Deities in fantasy from a Christian perspective:
It’s late, so I’m trying to communicate in as simple a format as I can!
Question 1: How prominently does real-world religious truth function in the theme of your story?
Answer: If it functions very prominently, then you need to develop your deity thoroughly and accurately. If it does not function very prominently, then the importance of even mentioning a deity goes down dramatically.
Keep in mind that prominence, in this instance, is not to be equated with presence. For example, Tolkien has many religio-philosophical truths present in his works, but they are not prominent – they don’t take up space in the actual narrative, but rather inform the underpinnings. Therefore, I think it is fine that Tolkien does not directly mention or develop religion/deity in LotR (although he does in the Silmarillion). [Or, alternatively, you may find that fact to be somewhat of a shortcoming; but the story still works powerfully as it is.]
If real-world religious truth does not have prominence in your story, but is still very present (aka like Tolkien), try to focus on developing a sense of the mystery, beauty, transcendence, infinity, incomprehensibility, and mind-blowing-ness of the deity, rather than specific theological details. An incarnate deity is very difficult to pull off without giving specific theological details, so it may be best to refrain from having one in stories like these.
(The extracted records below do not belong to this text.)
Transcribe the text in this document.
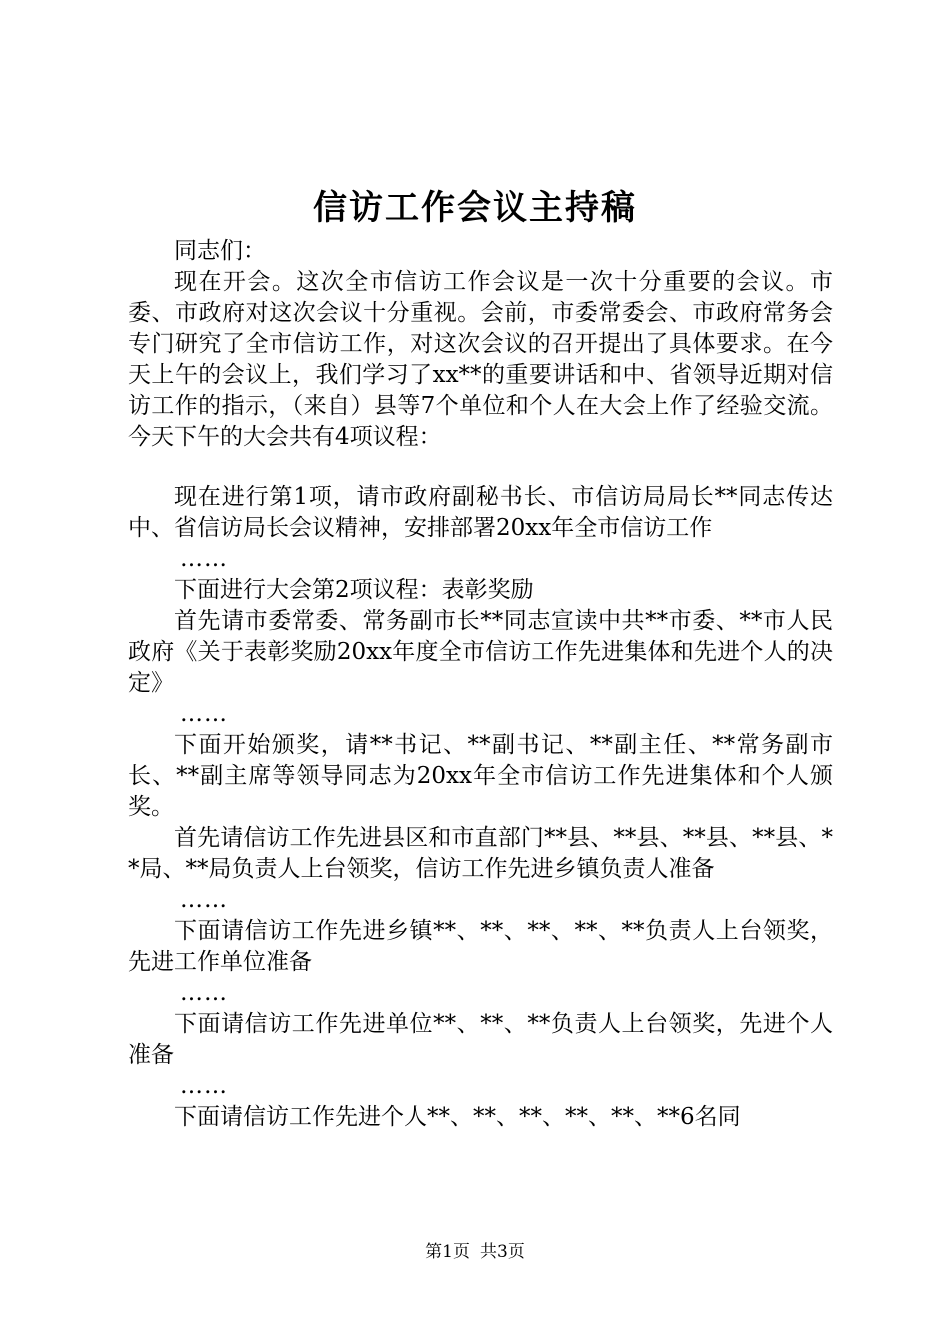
信访工作会议主持稿

同志们：

现在开会。这次全市信访工作会议是一次十分重要的会议。市委、市政府对这次会议十分重视。会前，市委常委会、市政府常务会专门研究了全市信访工作，对这次会议的召开提出了具体要求。在今天上午的会议上，我们学习了xx**的重要讲话和中、省领导近期对信访工作的指示，（来自）县等7个单位和个人在大会上作了经验交流。今天下午的大会共有4项议程：

现在进行第1项，请市政府副秘书长、市信访局局长**同志传达中、省信访局长会议精神，安排部署20xx年全市信访工作

……

下面进行大会第2项议程：表彰奖励

首先请市委常委、常务副市长**同志宣读中共**市委、**市人民政府《关于表彰奖励20xx年度全市信访工作先进集体和先进个人的决定》

……

下面开始颁奖，请**书记、**副书记、**副主任、**常务副市长、**副主席等领导同志为20xx年全市信访工作先进集体和个人颁奖。

首先请信访工作先进县区和市直部门**县、**县、**县、**县、**局、**局负责人上台领奖，信访工作先进乡镇负责人准备

……

下面请信访工作先进乡镇**、**、**、**、**负责人上台领奖，先进工作单位准备

……

下面请信访工作先进单位**、**、**负责人上台领奖，先进个人准备

……

下面请信访工作先进个人**、**、**、**、**、**6名同

第1页 共3页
For mythic-type fantasy works where real-world religious truth does not have prominence, but is very present, it may not be necessary to have any deity at all, because the myth itself is powerful enough and independent enough as a sequence of inherently meaningful events, to carry Truth on it’s own shoulders without a greater context given to it. The myth is then considered, as a whole, to be the nugget of truth at hand, and we need no greater context of deity within the myth itself, because we experience the myth wholesale as humans within this world, providing our own context. Myths tend to stand alone as independently powerful ideas/stories/concepts, and the reader interacts with them on a different level than your typical fantasy novel. Apologies if I failed to make that accessible to everyone. At this time of night, I don’t know of a simpler way to express it. 🙁
Question 2: If real-world religious truth functions prominently in your story, is your story intended to be allegorical or symbolic?
If allegorical, as @daeus-lamb has brought up, be very careful, very thorough, and very certain that the conclusions and parallels that people will draw from your story are accurate to God’s self-revelation (aka Scripture). Allegory applies imagination to the truth as an almost mathematically parallel function. The details ought not to be the same; but the parallels intended and the parallels drawn should be accurate, or the allegory has failed in it’s intended purpose.
If symbolic, be careful, thorough, and certain that your religio-philosophical foundation is strongly and clearly expressed through the themes, conflicts, and characters of your story. But when it comes to the specific details of your religion and deity, you have far more leeway of detail before people make false concusions/parallels from your depiction of deity.
Whether symbolic or allegorical, prominent or not, I think the safest route when presenting deity is the one I mentioned first of all: try to focus on developing a sense of the mystery, beauty, transcendence, infinity, incomprehensibility, and mind-blowing-ness of the deity, rather than specific theological details. In my opinion, if you successfully communicate the wonder, beauty, and awe that God is and brings, you have successfully represented God.
And as a closing note, remember that while we are trying to sub-create worlds which are internally consistent and therefore should have a deity, we are still at the end of the day creating secondary worlds – and these are intended to be consumed by people in the primary world – in which God is God, and there’s no doubt about that.
If our goal was to create something that could be considered a primary world all by itself (obviously impossible, because we can’t actually create), then we would be, I think, duty bound to always have an impeccably accurate deity in those worlds. But as it is, we are sub-creators; and while we do our best to imitate the internal consistency of primary reality by having ‘Christian’ deities in our stories, we are writing for people who exist in a world in which there is already an impeccably perfect deity.
However, because many people in the primary world do not believe in that divine being as He has revealed Himself through Scripture, it can be very helpful for us to include deities in our stories as a way for us to communicate truths about God much more clearly via art (which is, by the way, an excellent persuader, because to experience truly Christian art, the reader also experience the truth in the art, and it then becomes a part of them – inasmuch as it has become a part of their experience).
Given the complexity of some of that, that’s probably more than two cents; but there it is. I love conversations like these.